I have to go back to work. After almost four years of only working a few occasional hours a week, I need a regular income again. Our budget has always been tight, but I was managing to stretch it far enough until the kid started to drive and our water bill almost doubled (mostly unrelated except for timing). If you know me, you know I have a straight up phobia around looking for work. I'd rather be covered in spiders while making a speech in my underwear in high school (in fact, if someone would like to pay me to do that, let's talk). It's irrational and mostly baseless, but I've never gotten a good job the old fashioned, send in an application, get an interview sort of way. All the good jobs came from someone else doing the leg work or me knowing someone. If I could hand my crappy (because it literally scares me to work on it) resume to someone and just do whatever they choose for me, I probably would.

This time around is extra scary, though, because some big things have changed since the last time I was in the workforce. I'm married now. I can't go use up all my people energy (INTROVERT with a capital I-N-T-R-O-V-E-R-T) at work and then shut myself in my room all night to recharge like I used to do. I have to find something that leaves me able to be civil to my husband and the teenager. No point in doing something for the family that turns me into someone they hate to live with.

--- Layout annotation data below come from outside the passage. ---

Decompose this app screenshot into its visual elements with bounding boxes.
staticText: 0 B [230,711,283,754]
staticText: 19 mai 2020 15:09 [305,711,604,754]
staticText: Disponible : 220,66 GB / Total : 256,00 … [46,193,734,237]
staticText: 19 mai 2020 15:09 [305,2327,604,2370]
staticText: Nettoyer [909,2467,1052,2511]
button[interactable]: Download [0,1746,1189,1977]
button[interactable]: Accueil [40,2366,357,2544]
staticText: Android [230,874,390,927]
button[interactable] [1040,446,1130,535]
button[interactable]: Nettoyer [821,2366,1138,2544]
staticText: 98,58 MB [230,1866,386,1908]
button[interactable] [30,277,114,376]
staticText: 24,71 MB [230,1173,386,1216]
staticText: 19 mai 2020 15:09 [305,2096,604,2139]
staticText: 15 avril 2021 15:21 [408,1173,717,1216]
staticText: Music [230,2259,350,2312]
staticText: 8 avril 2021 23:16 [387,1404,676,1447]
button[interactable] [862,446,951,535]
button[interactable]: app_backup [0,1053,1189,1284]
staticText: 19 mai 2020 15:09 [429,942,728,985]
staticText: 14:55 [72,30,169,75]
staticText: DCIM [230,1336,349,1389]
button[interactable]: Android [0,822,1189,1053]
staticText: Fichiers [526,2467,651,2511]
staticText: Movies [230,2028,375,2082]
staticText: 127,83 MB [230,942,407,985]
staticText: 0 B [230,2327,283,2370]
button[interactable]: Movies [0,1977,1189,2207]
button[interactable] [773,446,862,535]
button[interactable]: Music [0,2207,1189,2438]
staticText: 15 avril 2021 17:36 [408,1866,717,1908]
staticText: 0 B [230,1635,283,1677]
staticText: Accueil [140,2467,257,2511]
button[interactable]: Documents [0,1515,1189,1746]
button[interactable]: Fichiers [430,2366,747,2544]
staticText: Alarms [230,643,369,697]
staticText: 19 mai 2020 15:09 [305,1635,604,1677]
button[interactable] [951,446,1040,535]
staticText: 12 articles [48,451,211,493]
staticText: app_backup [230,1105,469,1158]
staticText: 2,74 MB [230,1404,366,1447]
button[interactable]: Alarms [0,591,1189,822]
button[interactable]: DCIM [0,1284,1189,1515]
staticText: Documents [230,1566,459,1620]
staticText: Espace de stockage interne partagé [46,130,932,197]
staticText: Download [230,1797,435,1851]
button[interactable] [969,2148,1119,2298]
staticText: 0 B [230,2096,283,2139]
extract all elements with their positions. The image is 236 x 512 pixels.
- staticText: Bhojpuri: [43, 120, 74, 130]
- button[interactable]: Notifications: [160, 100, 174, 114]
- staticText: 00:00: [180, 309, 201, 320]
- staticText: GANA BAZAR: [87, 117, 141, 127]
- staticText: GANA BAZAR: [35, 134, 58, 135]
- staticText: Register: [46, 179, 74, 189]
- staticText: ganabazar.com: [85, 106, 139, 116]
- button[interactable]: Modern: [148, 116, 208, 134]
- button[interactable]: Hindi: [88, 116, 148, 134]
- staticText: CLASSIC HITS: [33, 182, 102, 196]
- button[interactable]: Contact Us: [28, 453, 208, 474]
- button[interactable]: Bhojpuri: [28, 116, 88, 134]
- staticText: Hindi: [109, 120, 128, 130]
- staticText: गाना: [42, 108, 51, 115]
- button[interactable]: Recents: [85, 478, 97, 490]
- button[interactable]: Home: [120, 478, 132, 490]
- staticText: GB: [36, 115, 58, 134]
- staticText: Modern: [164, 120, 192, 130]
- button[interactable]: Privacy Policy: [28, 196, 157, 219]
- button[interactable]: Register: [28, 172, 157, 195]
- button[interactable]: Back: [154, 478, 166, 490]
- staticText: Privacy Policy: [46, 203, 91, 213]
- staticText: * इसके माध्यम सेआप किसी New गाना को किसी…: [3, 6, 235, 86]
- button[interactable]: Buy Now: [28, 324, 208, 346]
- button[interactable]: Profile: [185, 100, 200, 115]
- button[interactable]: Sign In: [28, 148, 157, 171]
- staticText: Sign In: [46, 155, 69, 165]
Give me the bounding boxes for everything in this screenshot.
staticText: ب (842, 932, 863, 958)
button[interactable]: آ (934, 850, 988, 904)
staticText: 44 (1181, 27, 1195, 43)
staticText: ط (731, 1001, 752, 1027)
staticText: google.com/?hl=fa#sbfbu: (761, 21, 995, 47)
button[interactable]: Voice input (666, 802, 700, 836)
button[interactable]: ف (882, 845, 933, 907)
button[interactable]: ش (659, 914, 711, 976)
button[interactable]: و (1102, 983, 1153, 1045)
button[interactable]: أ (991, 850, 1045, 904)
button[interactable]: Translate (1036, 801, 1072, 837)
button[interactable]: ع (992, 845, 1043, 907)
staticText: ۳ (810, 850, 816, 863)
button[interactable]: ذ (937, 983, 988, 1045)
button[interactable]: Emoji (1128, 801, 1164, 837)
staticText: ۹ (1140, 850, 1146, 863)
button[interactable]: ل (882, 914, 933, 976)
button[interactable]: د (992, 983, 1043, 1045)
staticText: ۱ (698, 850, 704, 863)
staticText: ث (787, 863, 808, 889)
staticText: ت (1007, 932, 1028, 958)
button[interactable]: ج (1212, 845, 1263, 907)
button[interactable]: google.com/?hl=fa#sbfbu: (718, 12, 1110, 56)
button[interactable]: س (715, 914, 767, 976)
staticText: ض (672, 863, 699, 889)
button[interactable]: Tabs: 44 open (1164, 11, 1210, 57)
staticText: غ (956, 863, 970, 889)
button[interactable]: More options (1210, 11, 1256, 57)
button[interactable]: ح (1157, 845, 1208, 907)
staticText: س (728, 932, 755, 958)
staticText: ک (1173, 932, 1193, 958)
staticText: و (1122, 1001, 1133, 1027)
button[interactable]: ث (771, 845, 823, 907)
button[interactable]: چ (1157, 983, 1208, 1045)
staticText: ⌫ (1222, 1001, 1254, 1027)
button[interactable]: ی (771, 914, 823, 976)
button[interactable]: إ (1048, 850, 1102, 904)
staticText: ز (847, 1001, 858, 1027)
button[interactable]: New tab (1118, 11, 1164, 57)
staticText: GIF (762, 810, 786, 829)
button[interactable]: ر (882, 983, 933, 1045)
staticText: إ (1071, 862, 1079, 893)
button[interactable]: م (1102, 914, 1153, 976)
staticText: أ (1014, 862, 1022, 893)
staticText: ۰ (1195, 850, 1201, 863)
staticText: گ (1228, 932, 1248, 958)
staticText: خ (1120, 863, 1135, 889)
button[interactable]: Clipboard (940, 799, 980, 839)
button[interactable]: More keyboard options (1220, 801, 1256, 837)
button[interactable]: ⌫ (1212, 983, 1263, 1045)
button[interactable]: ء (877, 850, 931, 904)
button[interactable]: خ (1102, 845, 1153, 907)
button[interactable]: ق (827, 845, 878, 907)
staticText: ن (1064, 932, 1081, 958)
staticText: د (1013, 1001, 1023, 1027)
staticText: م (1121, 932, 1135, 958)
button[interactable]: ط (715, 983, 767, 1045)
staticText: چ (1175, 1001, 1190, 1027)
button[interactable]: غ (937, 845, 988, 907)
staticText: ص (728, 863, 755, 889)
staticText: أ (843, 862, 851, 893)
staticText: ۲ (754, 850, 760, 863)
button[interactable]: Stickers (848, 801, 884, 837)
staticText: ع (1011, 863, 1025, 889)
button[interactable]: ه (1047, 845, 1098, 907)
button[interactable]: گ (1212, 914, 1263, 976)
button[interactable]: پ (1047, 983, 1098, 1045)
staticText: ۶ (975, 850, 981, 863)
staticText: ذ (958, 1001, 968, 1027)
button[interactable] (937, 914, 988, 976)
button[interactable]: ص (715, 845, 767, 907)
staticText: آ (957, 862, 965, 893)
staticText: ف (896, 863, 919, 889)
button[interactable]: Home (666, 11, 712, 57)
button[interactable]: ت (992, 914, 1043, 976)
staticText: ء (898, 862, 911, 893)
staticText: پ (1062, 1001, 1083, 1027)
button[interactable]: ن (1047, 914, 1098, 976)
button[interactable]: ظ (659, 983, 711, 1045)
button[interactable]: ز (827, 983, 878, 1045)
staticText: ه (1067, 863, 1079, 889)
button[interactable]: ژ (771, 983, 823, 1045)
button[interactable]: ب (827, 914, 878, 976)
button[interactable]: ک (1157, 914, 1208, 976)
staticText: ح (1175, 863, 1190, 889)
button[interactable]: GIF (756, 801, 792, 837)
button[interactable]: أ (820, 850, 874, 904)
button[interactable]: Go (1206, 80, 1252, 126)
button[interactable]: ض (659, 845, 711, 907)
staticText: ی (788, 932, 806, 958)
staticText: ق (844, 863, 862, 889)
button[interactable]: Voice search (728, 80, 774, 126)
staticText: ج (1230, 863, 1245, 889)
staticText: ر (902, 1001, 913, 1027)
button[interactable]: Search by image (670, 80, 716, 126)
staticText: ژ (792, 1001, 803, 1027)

Please don't mistake introversion for shyness or devoid of people skills. I am neither. I just find people mentally exhausting. I'd be great at a job that requires strong interpersonal skills and a lot of time completely alone. Comment if you know of one! I just can't people all the time. 

On the upside, I'm Keto now, which means I'm not physically tired all the time. I think I started having chronic exhaustion around puberty (I carried a pillow so I could nap in study hall). I lost track of how many days I struggled to keep my eyes open at work in the afternoon or to find a way to nap over lunch. For the first time in my life I can imagine putting in an eight hour day and still having the strength to cook dinner AND wash the dishes. I think I'd still have my last job if I wasn't so foggy and distracted all the time from being tired. I might even have managed to work my way up. I might have had a career.

And that's really the question I'm struggling with today. To be or just to work. To search out something I think I'd want to do and put my heart into it or to find something that will get the bills paid and put my time in. To use my education and skills or just my hours. To risk the stress of real responsibility and having to attend meetings that should be memos and failing hard (because the higher you climb the harder you fall) or the stress of being insanely bored and treated like I'm lesser because that must be the only job I could get.

In my dreams, I find a professional job that's mostly computer work (I'm a solid graphic designer, great with presentation software, basic digital skills, decent writer) and only required 30 or less hours each week. In reality, my choices seem to be part time unskilled work or out-on-a-limb, they'd-only-choose-me-if-no-one-really-qualified-applied, kinds of full time jobs. If I have to choose between the two, it won't be an easy choice. Wish me luck.